Я вспомнил сейчас именно эту резавшую мне и тогда глаз сцену из фильма «Падение Берлина» по ассоциации с тем явлением Тито народу, которое мы наблюдали в Белграде с чувством внутренней неловкости и неодобрения.
То, как вел себя Тито на этом приеме, не понравилось всем нам троим. А то, как вел себя Жуйович, провожавший нас на аэродром, встревожило нас, меня уж во всяком случае. Мы сидели и говорили с ним на аэродроме так долго, как только можно было, пили вино, снова говорили. Он был очень взволнован чем-то, ему явно не хотелось нас отпускать. Задерживалась раза два посадка на самолет, может быть, даже был задержан на сколько-то минут и сам отлет. Было такое ощущение, как будто этот человек в последнюю минуту что-то хочет нам сказать или хотя бы что-то дать понять. Но что? За этим чувствовалось какое-то не понятное еще нам неблагополучие.
И Хебранг, встречавший нас, и Жуйович, провожавший нас, были людьми, о которых я потом слышал — сначала много хорошего, потом много плохого. Но так или иначе оба они впоследствии погибли там, в Югославии, в ходе того конфликта, который возник у Сталина с Тито. В сочетании с их драматическим финалом все это с большой остротой запечатлелось в моей памяти.
Тогда, когда я ехал к Николаю Семеновичу Тихонову рассказывать ему о происшедшем на заседании, предстоящая трагедия еще только разворачивалась, но слова Сталина о Тито, хотя и были для меня в его устах абсолютной неожиданностью, все-таки упали на почву какого-то моего собственного недоумения и ощущения неблагополучия или, во всяком случае, не полного благополучия.
Раз я уж затронул эту тему, надо в том, что касается лично меня, договорить все до конца, тем более что, как я уже убедился за то время, пока пишу этот черновик, тема «Сталин глазами человека моего поколения» во многих случаях почти неотделима от темы, порой еще более внутренне трудной: «Ты сам своими собственными глазами много лет спустя».
Как-то, дело было уже после заседания Коминформа и полного разрыва отношений с Тито, меня вызвали и, познакомив с рядом материалов ТАСС, связанных с выступлениями Тито и с выступлениями председателя Союзной Скупщины Моше Пиаде, предложили мне откликнуться на эти выступления политическим памфлетом и добавили, что я должен рассматривать это как прямое поручение товарища Сталина.

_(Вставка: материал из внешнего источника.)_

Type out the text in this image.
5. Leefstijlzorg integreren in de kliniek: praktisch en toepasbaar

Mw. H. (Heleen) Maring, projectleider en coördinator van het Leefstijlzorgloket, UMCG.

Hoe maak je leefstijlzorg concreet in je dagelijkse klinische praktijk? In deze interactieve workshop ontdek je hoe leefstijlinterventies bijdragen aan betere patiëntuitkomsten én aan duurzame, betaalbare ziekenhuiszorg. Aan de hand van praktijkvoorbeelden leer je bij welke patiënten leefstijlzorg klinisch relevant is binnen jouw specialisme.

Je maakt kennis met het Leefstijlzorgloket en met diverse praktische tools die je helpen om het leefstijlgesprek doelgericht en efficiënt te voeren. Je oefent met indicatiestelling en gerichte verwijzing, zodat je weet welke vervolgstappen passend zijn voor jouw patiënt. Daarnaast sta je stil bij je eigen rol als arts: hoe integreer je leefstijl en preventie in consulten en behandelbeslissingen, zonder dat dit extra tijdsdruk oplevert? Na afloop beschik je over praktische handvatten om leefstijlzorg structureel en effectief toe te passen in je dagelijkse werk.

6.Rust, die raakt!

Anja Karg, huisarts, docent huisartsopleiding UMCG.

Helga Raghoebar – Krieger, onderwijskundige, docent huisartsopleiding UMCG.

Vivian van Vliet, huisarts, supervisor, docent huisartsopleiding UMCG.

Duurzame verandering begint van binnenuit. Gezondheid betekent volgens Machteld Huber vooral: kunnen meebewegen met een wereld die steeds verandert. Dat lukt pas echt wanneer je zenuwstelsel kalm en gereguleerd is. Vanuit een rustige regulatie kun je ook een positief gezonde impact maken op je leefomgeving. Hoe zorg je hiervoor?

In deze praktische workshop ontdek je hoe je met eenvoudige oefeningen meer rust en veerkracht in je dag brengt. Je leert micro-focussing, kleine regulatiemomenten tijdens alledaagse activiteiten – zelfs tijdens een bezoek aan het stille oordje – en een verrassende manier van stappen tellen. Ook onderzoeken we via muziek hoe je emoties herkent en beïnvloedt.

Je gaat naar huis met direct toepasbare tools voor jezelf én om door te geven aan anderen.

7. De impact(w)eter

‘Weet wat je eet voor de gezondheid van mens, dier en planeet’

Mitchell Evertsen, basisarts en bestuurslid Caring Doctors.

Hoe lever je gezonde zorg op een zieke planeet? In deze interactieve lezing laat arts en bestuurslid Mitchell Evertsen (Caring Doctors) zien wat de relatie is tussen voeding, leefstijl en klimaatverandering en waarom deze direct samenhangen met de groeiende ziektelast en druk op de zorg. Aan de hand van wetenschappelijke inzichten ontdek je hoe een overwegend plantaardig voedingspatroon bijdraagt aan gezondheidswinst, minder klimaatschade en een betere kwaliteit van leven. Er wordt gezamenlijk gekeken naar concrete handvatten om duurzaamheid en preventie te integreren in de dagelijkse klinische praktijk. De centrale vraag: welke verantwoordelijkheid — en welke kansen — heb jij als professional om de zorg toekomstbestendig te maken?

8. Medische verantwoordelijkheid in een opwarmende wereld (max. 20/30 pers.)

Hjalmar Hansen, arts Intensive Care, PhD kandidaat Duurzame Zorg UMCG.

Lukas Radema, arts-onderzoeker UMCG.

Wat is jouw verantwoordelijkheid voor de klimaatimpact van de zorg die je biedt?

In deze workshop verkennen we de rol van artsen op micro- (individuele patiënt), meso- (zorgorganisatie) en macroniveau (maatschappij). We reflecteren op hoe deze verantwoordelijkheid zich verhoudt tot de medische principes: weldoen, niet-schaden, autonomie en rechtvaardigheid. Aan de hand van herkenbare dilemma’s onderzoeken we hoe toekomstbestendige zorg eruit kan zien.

Что теперь сказать об этом вышедшем из-под моего пера так называемом политическом памфлете. Мне стоило немалого труда заставить себя перечесть это сочинение, написанное с постыдной грубостью и, самое главное, ложное по своим предпосылкам и по своему материалу. Тогда меня вызвал по поводу этой статьи Молотов. Усадив меня у себя в кабинете за стол для заседаний и сев рядом со мной, он показал мне мою статью, лист за листом, не передавая ее мне в руки. Оказывается, статью правил Сталин и поручил Молотову прежде, чем передать статью в печать, познакомить меня, автора, с этой правкой. Не буду повторяться, я уже сказал то, что думаю сейчас об этой статье, она была хороша и без правки, но правка, и довольно значительная, еще больше усугубляла грубость статьи. Финальный абзац, целиком написанный Сталиным, и название, им же придуманное, доводили эту грубость до геркулесовых столбов. Спросив для проформы, согласен ли я с той правкой, которая сделана в статье, Молотов, так и не дав мне в руки ни одной страницы, оставил ее у себя, простился со мной, а на следующий день я имел возможность прочесть ее именно в этом виде. Так выглядело все, связанное с этой статьей, не украсившей ни моего жизненного, ни моего журналистского пути.
Если вспомнить наши тогдашние ощущения, то во мне, например, в связи с югославскими делами, боролись разные чувства. Чему-то из писавшегося про Югославию в статьях и документах я верил, чему-то не верил; на душе была тяжесть от всего происшедшего между нами и югославами. Было хорошо понятное мне сейчас стремление уверить себя в том, что югославское руководство больше, чем наше, виновато в том, что произошло. Но самое главное противоречие состояло в том, что я ведь помнил Югославию сорок четвертого года, помнил по тем временам не только Тито, а и других людей, многих и разных, в частности Кочу Поповича, с которым мы не один день и не одну ночь провели бок о бок в Южной Сербии и который стал затем начальником Генерального штаба, а после этого государственным секретарем и, стало быть, разделял политику и позицию Тито. А облик Кочи Поповича, все воспоминания о нем не могли связаться для меня с понятием предательства. И вообще все вместе не укладывалось в нечто единое. Вспоминая Югославию сорок четвертого года, я не мог мысленно совместить это с тем, что, если верить всему, что писалось и говорилось, происходило там теперь.